Tara Pandey and Dr. William Pitt, Department of Chemical Engineering
Cancer is among the leading causes of death in the world. The goal for this project was to visualize a liposome containing perfluorocarbon emulsion an eLiposome, inside of tumor cells using confocal and fluorescence microscopes. A successful study of this project would help to understand the behavior of cancer cells in the presence of drugs during targeted drug delivery for cancer.
Experiment, Results and Future Work
The project utilized lab instruments both from the department of chemical engineering and the life science for preparation and characterization of eliposomes. Confocal microscope was used for quality analysis and quantification of drug inside cells. Fluorescence microscope was used for tracking the drug inside the eLiposomes in HeLa cells. A successful study of drug inside the cells involved many complex steps and required detailed understanding of biological phenomena of cells. The project used the expertise from Jon Hartley in modifying the eLiposomes by attaching polyethylene glycol(PEG) to avoid elimination of drug carriers from reticuloendothelial system. However, due to limited time, the project could not solved many problems that arose during the cellular uptakes of drug carriers inside of cells.
Experiments were conducted using calcein (green) and fluorescein dextran to track drug inside eLiposomes and endosomes inside the HeLa cells, respectively.
Confocal microscope image analysis shows very small number of cells (ca. 20%) with green calcein; mostly around the cell membranes. The figure 1 above shows that most of the fluorescence is also localized outside of the cells. Lower drug uptake by eLiposomes was a big problem faced for the study of the project. Before further work have been done to study the effect of ultrasound in targeted drug release in cancer cells, a higher eLiposomal endocytosis was required. For the higher uptakes, a further work could be performed to modify the surface of eLiposomes in order to achieve the desired endocytosis. Modification of the surface by attaching PEG on the surface has shown to increase the endocytosis [1]. Excess outside calcein and fluorescence was seen outside the cells (shown in Figure 1 above). This means minimum uptakes and poor cleaning of outside calcein from outside eLiposomes. The outside calcein was removed using centrifugation technique. The process was fast and effective but the dynamic light scattering showed that the use of centrifugation leads eLiposomes to coalesce together making bigger sized eLiposomes. The bigger size means a significantly reduced cellular uptakes. Hence, yet another area that need to be focused is the size of drug carrier controllability because smaller sized eLiposomes facilitate the endocytosis. Other methods of calcein removing like dialysis (using membrane to separate calcein from eLiposomes) and spin column could be other options to see if calcein could be separated without increasing the size of eLiposomes. However, these techniques were not carried out for the project.

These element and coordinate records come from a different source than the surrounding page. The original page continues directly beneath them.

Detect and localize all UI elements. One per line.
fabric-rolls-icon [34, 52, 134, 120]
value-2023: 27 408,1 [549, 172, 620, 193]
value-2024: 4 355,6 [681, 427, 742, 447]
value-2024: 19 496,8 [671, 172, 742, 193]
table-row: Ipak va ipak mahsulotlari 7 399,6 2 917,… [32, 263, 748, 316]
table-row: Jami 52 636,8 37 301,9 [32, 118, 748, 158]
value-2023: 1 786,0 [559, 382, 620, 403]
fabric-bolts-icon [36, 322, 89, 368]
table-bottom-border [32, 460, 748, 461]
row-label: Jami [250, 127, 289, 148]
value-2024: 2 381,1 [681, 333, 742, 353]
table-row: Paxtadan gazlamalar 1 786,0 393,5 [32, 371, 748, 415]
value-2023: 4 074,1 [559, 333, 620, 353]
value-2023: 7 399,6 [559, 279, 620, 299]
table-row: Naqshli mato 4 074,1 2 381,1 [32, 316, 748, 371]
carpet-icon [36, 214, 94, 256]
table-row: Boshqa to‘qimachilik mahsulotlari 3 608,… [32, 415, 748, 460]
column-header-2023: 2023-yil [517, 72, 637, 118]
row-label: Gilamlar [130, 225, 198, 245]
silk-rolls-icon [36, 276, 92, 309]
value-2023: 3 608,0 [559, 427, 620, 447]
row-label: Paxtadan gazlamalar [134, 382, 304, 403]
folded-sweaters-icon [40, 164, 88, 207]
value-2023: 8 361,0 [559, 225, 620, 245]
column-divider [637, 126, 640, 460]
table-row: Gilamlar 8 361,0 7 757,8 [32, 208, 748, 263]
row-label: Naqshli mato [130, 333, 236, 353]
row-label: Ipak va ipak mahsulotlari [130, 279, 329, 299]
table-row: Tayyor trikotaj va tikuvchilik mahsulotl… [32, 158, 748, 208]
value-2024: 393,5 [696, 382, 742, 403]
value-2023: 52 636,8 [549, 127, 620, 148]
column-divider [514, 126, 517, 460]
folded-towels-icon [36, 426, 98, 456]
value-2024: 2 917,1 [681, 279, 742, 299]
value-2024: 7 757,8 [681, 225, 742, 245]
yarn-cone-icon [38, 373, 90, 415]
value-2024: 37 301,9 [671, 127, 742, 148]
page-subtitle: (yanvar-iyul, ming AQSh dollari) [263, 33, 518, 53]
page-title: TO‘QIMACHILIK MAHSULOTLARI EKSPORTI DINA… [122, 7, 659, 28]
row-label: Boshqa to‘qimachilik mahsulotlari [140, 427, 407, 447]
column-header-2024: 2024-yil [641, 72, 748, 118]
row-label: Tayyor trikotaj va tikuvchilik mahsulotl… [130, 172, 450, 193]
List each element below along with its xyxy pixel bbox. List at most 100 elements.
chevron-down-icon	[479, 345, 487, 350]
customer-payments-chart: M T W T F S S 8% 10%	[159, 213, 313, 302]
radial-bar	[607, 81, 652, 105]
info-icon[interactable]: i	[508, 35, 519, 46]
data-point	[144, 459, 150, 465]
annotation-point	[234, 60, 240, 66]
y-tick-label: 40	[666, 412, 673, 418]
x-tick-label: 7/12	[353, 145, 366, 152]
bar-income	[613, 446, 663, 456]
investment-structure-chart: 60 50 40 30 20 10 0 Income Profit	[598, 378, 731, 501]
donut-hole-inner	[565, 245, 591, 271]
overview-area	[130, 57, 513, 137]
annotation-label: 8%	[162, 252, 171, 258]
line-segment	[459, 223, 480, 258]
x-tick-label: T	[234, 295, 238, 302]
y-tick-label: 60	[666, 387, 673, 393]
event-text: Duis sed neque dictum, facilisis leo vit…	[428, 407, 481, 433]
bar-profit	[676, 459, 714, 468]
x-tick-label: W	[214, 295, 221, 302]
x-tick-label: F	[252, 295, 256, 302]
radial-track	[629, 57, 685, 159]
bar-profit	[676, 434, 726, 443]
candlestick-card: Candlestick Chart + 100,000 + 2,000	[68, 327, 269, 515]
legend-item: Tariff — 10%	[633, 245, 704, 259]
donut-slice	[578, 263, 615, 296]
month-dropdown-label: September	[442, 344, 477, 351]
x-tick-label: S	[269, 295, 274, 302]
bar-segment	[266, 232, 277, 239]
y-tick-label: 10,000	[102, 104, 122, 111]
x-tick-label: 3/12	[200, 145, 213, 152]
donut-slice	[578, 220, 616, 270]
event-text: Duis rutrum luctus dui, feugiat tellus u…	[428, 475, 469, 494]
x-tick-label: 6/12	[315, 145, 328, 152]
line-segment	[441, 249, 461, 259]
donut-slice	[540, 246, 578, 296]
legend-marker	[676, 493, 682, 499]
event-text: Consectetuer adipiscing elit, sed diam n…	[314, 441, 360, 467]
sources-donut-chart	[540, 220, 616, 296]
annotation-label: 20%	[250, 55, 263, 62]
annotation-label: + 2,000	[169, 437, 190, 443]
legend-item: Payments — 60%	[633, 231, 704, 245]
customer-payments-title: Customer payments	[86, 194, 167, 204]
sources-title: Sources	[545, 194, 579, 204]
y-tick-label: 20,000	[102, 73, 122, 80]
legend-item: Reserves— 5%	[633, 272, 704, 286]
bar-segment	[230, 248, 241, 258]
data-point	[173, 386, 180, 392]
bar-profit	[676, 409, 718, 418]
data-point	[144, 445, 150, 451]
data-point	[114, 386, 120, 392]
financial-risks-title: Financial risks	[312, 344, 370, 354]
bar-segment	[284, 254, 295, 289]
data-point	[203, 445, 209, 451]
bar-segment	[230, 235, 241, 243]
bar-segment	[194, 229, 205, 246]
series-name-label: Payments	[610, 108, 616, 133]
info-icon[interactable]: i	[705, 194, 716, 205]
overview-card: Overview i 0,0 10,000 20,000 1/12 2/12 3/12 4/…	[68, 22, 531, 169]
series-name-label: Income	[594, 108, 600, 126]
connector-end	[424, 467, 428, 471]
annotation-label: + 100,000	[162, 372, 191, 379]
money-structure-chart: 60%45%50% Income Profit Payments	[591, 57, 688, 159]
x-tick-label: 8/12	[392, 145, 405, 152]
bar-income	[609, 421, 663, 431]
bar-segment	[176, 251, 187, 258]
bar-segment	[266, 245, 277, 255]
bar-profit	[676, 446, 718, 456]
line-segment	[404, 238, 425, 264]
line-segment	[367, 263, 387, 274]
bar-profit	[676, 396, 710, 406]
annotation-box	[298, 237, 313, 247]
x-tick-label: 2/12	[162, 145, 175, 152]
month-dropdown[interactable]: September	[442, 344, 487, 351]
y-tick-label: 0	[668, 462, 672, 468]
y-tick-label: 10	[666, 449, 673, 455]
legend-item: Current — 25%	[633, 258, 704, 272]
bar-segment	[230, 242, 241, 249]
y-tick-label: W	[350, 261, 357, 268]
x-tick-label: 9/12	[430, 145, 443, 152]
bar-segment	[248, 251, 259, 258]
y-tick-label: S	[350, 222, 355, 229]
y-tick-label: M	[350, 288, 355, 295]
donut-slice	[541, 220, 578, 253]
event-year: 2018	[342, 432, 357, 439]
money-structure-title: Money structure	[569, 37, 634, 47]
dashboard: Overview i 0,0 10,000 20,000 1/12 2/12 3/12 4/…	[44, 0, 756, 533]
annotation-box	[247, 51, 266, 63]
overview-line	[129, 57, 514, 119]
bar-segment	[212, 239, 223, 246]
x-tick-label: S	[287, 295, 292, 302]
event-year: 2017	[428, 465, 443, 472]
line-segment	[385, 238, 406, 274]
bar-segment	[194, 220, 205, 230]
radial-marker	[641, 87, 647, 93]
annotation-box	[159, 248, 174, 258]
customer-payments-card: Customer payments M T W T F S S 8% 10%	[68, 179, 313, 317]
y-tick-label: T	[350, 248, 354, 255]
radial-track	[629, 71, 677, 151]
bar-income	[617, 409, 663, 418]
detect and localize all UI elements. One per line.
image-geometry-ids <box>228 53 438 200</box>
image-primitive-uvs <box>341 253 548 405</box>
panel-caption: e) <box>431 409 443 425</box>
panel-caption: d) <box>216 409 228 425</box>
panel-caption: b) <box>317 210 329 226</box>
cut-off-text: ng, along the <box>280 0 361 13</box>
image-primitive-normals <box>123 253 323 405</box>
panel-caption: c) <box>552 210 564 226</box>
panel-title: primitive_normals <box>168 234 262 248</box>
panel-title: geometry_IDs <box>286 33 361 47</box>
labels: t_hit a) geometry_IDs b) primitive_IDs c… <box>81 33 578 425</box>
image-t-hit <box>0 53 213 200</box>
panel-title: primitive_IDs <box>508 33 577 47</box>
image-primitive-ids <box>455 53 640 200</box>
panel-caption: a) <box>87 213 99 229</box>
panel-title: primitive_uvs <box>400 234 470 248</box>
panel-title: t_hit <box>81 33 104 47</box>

HeLa cells were incubated with eLiposomes for 24 hours. Studies could be done with different time duration to see the effect of time in endocytosis. Ultrasound (20kHz frequency) was used to burst open drug carriers inside the cells. The effect of US was analyzed using the flow cytometer data (not shown here) analysis. A very little change in green color after US showed a little or no effect of ultrasound. This could be because a very small numbers of cells had eLiposomes with calcein inside them. This is why much of work was done in trying to achieve successful endocytosis of drug carriers inside HeLa cells. The experience gained and some preliminary observation seen are valuable for further studies. This has helped understand some fundamental issues to worry about when performing the similar experiments again.
Conclusion
The ORCA grant for this project provided an opportunity to understand the challenges that need to overcome for successful targeted drug delivery for cancer. Most of the time was spent in studying the cellular uptakes of drug carriers using confocal microscope. Even though satisfactory cellular uptake results were not observed during the experiments, our team were benefited with the project in comprehending and identifying areas needed to focus for further studies. The poor endocytosis of eLiposomes by HeLa cells was the major problem observed and this could be solved if further studies is carried out paying attending to better technique to wash external calcein from eLiposomes and finding a better method to bind eLiposomes to cell membrane to avoid any possible elimination of cells by RES. We have prepared a lab manual (available in Dr. William Pitt’s lab) with all the procedure and steps involved in this study and we hope this will facilitate a new researcher in this area.
Acknowledgements
I am very grateful to the ORCA grant for providing such an opportunity to work in this project. I wish to thank Dr. William G. Pitt for guiding me throughout the project and Jon Hartley for his help in performing many of the experiments.